The waves aren’t the biggest but rolling enough to keep you going…if you know how to surf. Around me, people are dancing along their board with beautiful posture, dismounting with grace. Other surfers are calmly poised on their board, inspecting the horizon, waiting for the right wave. Me? I’ve just fallen off my board… for the 50th time…within 10 minutes. I suck at surfing.
I’ve been surfing a fair few times but still can’t get the hang of it. This does not stop me from enjoying the sport and feeling at peace in the sea. I’m a strong believer that you don’t have to be good at something, to enjoy it. It felt special to be surfing in front of Mt Fuji, it’s a shame I didn’t put on a good show. After 2 and a half hours of wipeouts in the fun afternoon sun, it was time to return the board and wetsuit.

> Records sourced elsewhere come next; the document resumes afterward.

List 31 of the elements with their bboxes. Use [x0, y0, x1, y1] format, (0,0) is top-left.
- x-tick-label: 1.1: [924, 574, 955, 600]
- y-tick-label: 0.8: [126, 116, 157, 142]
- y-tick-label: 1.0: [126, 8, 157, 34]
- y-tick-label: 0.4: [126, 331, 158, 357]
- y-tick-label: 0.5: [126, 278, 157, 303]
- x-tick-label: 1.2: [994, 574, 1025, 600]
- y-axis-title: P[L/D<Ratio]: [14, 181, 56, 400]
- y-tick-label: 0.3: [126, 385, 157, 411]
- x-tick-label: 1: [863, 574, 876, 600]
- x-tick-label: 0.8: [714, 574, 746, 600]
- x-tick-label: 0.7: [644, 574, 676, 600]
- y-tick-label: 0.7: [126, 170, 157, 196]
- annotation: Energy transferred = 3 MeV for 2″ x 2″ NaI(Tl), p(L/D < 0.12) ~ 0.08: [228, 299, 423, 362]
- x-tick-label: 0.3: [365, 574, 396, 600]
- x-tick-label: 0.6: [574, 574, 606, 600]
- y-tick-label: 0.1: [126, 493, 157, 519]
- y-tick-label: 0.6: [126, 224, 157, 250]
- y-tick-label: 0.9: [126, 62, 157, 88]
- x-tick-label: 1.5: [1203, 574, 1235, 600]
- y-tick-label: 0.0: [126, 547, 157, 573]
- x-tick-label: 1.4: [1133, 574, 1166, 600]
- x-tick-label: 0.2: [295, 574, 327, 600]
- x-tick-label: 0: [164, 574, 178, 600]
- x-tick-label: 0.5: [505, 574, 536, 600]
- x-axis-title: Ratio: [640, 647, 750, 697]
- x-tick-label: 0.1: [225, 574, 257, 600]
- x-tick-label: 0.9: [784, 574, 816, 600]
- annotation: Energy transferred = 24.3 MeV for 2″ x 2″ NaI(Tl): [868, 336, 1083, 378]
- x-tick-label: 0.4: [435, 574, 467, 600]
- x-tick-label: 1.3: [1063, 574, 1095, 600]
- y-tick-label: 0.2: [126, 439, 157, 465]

It was refreshing to be back on the board. Next time I’ll be sure to make the most of the whole day.
I skate along the promenade and find a quiet spot on the beach to watch the sunset. Phone switched off, kindle turned on.
As the sun retreats behind MT Fuji, the waves begin to intensify. I’m listening to the water. I feel connected and at peace. It turns out, I’m sat closer to the shore than I realised. I get back to my book after retreating to higher and drier ground. The new chapter reads “Be Present”.
The title alone made me put the kindle down and focus on my present surroundings. Out of the blue, I start to tear up. I decide to allow the unexpected tears to continue. Why am I crying? Maybe the sudden realisation of pure solitude and escapism of a crowded city? Probably the pure bliss of my current location? I stop worrying about the next task, the pending event I need to be at, the chore I have to complete. My cluttered thoughts, plans and ideas drift away with the backwash of the waves. It felt freeing to properly slow down, relax and encourage whichever emotions came to me. I reflect for a short time before packing up and skate to the nearby station.